第六話
勇者はこれを機に様々な人と会話した。
勇者に対しまだ恨みを持っていた者。
恨みから憧れに替わった者。
まるで無関心な者。
様々であった。
贈り物も様々であった。
おもちゃ、武具、陶器、花。人によってさまざまである。
会話がぎこちなく終わってしまうものもあれば勇者の話、特に戦術を詳しく聴く者も多い。
勇者は釣りはもちろんのこと。チェスや料理を覚えることとなった。チェスは大幅に上達したが料理はまるでダメだった。
そしてついにユーリルは「死魔消滅」の呪文が使えるようになった。
「やったね!」
歌姫の笑顔は吸血鬼に……やっぱ見えない。
「この魔法は死霊族にしか使えんから覚えるものが少ないんじゃよ。これで講義は終了じゃな」
「ユーリル様大変です!!」
衛兵が走って来た。
「どうした?」
「死霊族が人間の国に進撃しました!!」
ユーリルはその話を聞くとすぐに謁見室に向かった。
するとゼーマ王は勇者に『闇の面頬』を渡した。
「付けてみよ」
ユーリルは跪き言われるがままにうやうやしく両の手を差し出して面頬を受け取った。面頬を付けると己の顔にぴたりと付いた。仮面の貌は強欲とも血液を求める己の心をうまく表現しているとも言える顔となった。吸魔の鎧や吸魔の兜と一体化する仮面だった。信用された証だ。
ユーリルの声が変わった。まさに魔族のそれだ。
「これで勇者の顔も隠せる。勇者よ、絶対に人間には知られるなよ。まだ己の存在は隠せ。隠したうえで人間族も救え。いいな」
「はい」
その声は吹雪のような声であった。
「『死魔消滅』の習得は間に合ったか?」
「はい」
「ではカラと行くのだ。ミラは万が一のために王城に残る。なにせ『死魔消滅』を唱えられるのはもうお前を含めて三人しか居ない。それと面頬を付けてる間は吸血はできん。我慢するのだ」
「承知」
さっそくすくっと立ち王に頭を下げて謁見室を出て自分の部屋に戻った。吸魔の鎧と兜も強化されていた。吸魔の鎧を付けて翼を出し改めて闇の面頬を付けて自分の姿を確かめる。鏡を見ると明らかに勇者は闇の者、暗黒の吸血戦士そのものの姿であった。

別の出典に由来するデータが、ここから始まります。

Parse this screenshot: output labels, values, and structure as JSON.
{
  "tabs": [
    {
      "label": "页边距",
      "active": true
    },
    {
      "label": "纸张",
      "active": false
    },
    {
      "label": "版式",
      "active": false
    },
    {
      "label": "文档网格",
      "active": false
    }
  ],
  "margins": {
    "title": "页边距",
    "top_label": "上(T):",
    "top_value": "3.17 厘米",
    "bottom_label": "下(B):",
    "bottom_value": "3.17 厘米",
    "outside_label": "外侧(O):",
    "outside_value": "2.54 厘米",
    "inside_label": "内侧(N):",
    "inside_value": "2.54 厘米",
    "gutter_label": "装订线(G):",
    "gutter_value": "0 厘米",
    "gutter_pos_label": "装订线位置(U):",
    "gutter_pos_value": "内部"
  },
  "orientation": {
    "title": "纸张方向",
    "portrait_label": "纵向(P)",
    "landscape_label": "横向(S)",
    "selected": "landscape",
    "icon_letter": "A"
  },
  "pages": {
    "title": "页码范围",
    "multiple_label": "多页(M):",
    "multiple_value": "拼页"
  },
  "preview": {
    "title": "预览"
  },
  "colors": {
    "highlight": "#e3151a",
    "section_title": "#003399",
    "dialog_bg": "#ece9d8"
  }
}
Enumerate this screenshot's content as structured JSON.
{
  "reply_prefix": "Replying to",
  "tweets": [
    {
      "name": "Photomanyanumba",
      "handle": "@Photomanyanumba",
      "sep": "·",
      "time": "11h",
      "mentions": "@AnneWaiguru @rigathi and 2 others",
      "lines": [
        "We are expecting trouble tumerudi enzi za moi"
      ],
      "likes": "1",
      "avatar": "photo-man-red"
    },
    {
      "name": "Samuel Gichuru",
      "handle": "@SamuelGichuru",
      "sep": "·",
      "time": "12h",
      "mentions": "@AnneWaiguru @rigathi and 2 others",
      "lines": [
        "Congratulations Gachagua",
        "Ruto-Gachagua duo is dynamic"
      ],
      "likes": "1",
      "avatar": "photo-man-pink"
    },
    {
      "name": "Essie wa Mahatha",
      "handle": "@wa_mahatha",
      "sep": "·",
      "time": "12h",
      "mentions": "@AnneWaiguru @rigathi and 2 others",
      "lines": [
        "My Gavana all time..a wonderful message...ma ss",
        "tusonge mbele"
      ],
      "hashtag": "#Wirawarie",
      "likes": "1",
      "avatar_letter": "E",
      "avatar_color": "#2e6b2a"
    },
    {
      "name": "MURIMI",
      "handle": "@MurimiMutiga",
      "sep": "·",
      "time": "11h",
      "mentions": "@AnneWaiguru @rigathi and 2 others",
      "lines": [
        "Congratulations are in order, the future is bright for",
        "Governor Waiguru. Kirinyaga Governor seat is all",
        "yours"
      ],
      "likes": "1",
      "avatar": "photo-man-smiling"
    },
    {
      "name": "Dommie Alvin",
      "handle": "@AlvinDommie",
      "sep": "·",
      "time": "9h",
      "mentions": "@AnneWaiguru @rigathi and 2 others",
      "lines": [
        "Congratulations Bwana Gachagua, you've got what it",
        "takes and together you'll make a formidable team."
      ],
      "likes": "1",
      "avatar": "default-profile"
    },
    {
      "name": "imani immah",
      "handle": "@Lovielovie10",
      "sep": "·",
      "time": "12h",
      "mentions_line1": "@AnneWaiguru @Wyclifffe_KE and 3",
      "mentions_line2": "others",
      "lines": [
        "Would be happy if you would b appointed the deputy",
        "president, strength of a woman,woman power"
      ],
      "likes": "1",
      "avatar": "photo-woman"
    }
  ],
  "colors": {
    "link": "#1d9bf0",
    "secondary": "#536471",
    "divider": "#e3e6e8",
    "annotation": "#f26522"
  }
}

この己の姿を見てユーリルは思わず三日月のような笑みを皮肉そうに浮かべる。すると仮面の貌に似た同じ口角となった。そう、仮面の貌は口が裂けている絵なのだ。
(俺は人として死んだはずなのに人としての心を取り戻した。じゃあ「人」って何だ? それにどう見てもこの姿は闇堕ちだしな)
ユーリルは思わず鞘から剣を抜き鏡に向かって剣を振ってしまった。剣を鞘に納める。鏡の向こうの自分が人間族のままだったらきっと今の己を殺しにかかって来るに違いない。《《幸いにも》》鏡の向こうの自分は闇堕ちした暗黒戦士のままの姿だ。
そのまま勇者は出陣した。きっと今度の戦いは本当は己との戦いに違いない。